In a galaxy next to our Milky Way, astronomers have discovered what they are calling a cosmic "needle in a haystack" - a dormant black hole that seems to have been formed without the explosion of a dead star.
Researchers said on Monday that this black hole differs from all others known in that it is "X-ray quiet" - not generating tremendous X-ray radiation suggestive of devouring surrounding matter with its enormous gravitational attraction - and that it was not formed in a supernova.
Black holes are extremely dense objects whose gravity is so strong that not even light can escape.
This one was discovered in the Tarantula Nebula area of the Large Magellanic Cloud galaxy and is around 160,000 light years from Earth. A light year is 5,9 trillion miles, the distance light travels in one year (9.5 trillion km).
A blue star with a mass around 25 times that of the sun circles around this black hole in a stellar union. The name of this so-called binary system is VFTS 243. According to the experts, the companion star will ultimately become a black hole and might combine with the other.
It is difficult to discover relatively frequent dormant black holes because they interact so little with their environment. Numerous previously offered candidates have been disproven by further research, including by members of the team that discovered this one.

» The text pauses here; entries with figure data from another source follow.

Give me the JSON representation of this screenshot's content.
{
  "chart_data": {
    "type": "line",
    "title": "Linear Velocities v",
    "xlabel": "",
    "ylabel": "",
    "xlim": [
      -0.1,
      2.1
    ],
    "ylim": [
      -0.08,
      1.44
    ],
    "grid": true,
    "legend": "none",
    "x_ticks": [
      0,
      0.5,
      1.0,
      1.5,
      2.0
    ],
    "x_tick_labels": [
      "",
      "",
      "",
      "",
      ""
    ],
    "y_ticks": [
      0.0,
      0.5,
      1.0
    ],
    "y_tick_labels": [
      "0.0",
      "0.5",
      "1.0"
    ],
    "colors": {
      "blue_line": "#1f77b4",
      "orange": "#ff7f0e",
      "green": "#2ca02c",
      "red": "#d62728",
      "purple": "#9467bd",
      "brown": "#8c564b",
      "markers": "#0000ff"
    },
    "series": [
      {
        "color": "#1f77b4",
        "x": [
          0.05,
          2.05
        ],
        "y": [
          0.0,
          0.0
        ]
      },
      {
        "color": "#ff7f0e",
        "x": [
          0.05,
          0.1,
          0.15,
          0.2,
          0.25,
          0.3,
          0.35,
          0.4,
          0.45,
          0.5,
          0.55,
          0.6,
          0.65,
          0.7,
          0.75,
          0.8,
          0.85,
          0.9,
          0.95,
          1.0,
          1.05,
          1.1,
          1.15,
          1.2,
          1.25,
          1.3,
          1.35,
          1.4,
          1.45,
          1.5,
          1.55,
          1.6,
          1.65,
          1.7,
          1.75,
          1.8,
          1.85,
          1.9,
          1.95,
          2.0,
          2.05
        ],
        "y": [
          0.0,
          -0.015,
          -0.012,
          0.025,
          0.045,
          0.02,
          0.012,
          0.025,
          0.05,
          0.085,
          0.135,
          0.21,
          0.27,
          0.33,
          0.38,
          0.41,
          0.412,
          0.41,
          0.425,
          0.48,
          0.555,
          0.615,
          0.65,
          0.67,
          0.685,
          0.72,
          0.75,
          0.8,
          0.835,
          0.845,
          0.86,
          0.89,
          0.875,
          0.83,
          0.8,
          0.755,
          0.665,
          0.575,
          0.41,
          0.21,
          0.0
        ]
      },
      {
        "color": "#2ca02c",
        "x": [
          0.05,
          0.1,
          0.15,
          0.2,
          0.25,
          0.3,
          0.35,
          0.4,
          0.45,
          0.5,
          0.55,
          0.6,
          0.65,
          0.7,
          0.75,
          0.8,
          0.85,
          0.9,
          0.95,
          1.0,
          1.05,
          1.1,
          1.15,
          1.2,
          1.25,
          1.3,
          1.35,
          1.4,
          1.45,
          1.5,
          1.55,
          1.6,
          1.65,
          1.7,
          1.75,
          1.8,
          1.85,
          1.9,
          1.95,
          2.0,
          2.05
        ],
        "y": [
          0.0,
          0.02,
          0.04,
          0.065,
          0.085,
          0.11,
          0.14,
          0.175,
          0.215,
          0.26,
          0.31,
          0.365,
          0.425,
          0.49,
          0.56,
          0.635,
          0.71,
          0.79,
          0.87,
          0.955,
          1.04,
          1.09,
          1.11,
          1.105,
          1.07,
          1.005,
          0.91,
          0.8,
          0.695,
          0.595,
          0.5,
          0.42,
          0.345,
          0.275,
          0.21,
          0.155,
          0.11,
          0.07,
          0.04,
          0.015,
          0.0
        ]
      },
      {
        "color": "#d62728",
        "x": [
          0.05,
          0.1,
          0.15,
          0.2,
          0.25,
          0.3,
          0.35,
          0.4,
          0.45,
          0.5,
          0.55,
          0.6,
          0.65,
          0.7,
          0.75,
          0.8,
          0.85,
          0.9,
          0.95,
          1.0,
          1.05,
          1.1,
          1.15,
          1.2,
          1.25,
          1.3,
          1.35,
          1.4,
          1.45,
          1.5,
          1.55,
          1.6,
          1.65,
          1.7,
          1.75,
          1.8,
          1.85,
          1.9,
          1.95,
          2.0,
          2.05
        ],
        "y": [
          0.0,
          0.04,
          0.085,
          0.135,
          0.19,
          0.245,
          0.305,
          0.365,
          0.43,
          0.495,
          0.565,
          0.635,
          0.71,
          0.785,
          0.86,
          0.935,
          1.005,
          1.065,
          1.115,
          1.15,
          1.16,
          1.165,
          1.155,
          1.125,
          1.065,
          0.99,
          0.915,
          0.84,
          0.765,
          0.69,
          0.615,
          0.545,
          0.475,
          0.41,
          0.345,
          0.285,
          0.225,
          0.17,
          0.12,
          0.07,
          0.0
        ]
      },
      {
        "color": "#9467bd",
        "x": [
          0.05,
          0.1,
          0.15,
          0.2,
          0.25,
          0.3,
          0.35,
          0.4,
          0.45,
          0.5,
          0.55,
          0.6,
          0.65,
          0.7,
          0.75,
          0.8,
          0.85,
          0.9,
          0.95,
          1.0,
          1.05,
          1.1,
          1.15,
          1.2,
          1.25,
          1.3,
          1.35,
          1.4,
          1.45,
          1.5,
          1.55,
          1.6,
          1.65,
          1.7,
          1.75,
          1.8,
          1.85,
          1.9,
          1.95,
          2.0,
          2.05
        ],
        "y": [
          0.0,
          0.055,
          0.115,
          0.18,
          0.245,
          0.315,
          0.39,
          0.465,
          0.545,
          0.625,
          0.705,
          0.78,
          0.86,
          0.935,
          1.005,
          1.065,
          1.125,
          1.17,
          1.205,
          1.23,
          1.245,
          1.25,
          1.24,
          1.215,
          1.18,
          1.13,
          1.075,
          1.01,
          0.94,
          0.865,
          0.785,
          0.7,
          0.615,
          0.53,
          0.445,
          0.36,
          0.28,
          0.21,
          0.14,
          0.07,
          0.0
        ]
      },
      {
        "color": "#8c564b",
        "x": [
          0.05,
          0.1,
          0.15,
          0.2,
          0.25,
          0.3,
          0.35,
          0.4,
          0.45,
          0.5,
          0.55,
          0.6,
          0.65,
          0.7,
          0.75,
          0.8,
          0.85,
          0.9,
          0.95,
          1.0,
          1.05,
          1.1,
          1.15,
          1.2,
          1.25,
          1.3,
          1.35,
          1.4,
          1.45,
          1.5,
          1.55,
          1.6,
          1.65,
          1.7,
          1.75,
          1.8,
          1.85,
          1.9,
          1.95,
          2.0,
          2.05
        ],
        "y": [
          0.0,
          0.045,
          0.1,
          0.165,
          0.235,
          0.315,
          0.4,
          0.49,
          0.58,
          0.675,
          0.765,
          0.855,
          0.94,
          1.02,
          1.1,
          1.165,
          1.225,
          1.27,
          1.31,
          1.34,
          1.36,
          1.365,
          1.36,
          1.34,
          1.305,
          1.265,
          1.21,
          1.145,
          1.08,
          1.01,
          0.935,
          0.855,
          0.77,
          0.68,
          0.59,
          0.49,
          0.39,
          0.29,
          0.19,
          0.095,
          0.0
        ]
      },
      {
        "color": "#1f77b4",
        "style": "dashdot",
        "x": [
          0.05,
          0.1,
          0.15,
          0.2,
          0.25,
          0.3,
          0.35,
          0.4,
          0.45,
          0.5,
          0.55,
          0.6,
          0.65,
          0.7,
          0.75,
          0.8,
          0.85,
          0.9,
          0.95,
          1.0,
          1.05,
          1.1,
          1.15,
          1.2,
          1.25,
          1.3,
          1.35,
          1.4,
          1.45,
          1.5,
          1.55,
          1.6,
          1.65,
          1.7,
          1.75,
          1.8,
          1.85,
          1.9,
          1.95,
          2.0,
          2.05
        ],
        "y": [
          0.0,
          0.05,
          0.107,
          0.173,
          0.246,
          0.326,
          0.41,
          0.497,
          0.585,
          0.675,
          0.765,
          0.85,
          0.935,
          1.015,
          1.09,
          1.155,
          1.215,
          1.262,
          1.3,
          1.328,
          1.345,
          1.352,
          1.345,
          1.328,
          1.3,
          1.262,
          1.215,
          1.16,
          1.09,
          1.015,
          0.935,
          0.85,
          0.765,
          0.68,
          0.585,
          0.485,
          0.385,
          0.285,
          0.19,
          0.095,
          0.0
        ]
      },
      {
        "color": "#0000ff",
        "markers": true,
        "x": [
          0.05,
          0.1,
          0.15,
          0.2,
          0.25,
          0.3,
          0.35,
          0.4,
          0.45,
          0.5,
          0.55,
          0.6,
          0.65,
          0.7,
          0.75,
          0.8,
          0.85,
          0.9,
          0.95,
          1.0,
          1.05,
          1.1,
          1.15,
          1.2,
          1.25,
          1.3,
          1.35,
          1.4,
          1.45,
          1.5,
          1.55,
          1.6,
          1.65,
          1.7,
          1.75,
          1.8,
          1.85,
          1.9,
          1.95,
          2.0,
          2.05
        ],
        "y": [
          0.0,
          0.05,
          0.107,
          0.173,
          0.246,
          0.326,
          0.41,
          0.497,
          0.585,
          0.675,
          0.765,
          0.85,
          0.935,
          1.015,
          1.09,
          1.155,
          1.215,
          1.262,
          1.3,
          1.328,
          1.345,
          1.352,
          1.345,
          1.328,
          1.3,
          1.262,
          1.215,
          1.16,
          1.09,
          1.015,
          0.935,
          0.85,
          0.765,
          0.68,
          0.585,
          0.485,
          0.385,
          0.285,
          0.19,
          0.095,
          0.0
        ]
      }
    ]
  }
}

"The challenge is finding those objects," said Tomer Shenar, a research fellow in astronomy at Amsterdam University, lead author of the study published in the journal Nature Astronomy. "We identified a needle in a haystack. It's the first object of its kind discovered after astronomers have been searching for decades," said astronomer and study co-author Kareem El-Badry of the Harvard & Smithsonian Center for Astrophysics.
Six years of data from the European Southern Observatory's Very Large Telescope in Chile were used by the researchers.
There are several types of black holes. As with the newly discovered black hole, the smallest are so-called stellar-mass black holes produced by the collapse of huge stars at the conclusion of their lives. In addition to the large supermassive black holes at the core of most galaxies, there are also black holes of intermediate mass.
"Black holes are intrinsically dark objects. They emit no visible light. Therefore, in order to detect a black hole, we usually look at binary systems in which we see one luminous star moving around a second, not-detected object," said study co-author Julia Bodensteiner, a postdoctoral research fellow at the European Southern Observatory in Munich.
Generally, it is considered that the collapse of large stars into black holes is linked to a tremendous supernova explosion. In this instance, a star with a mass around 20 times that of the sun sent part of its material into space during its last throes before collapsing without exploding.
The structure of its orbit with its companion provides evidence that an explosion did not occur.
"The orbit of the system is almost perfectly circular," Shenar said.
Shenar noted that if a supernova had happened, the power of the explosion would have propelled the newly generated black hole into an elliptical rather than circular orbit.
"Black holes can only be mercilessly ravenous if there is something close enough to them that they can devour. Usually, we detect them if they are receiving material from a companion star, a process we call accretion," Bodensteiner said.
Shenar added, "In so-called dormant black hole systems, the companion is far enough away that the material does not accumulate around the black hole to heat up and emit X-rays. Instead, it is immediately swallowed by the black hole."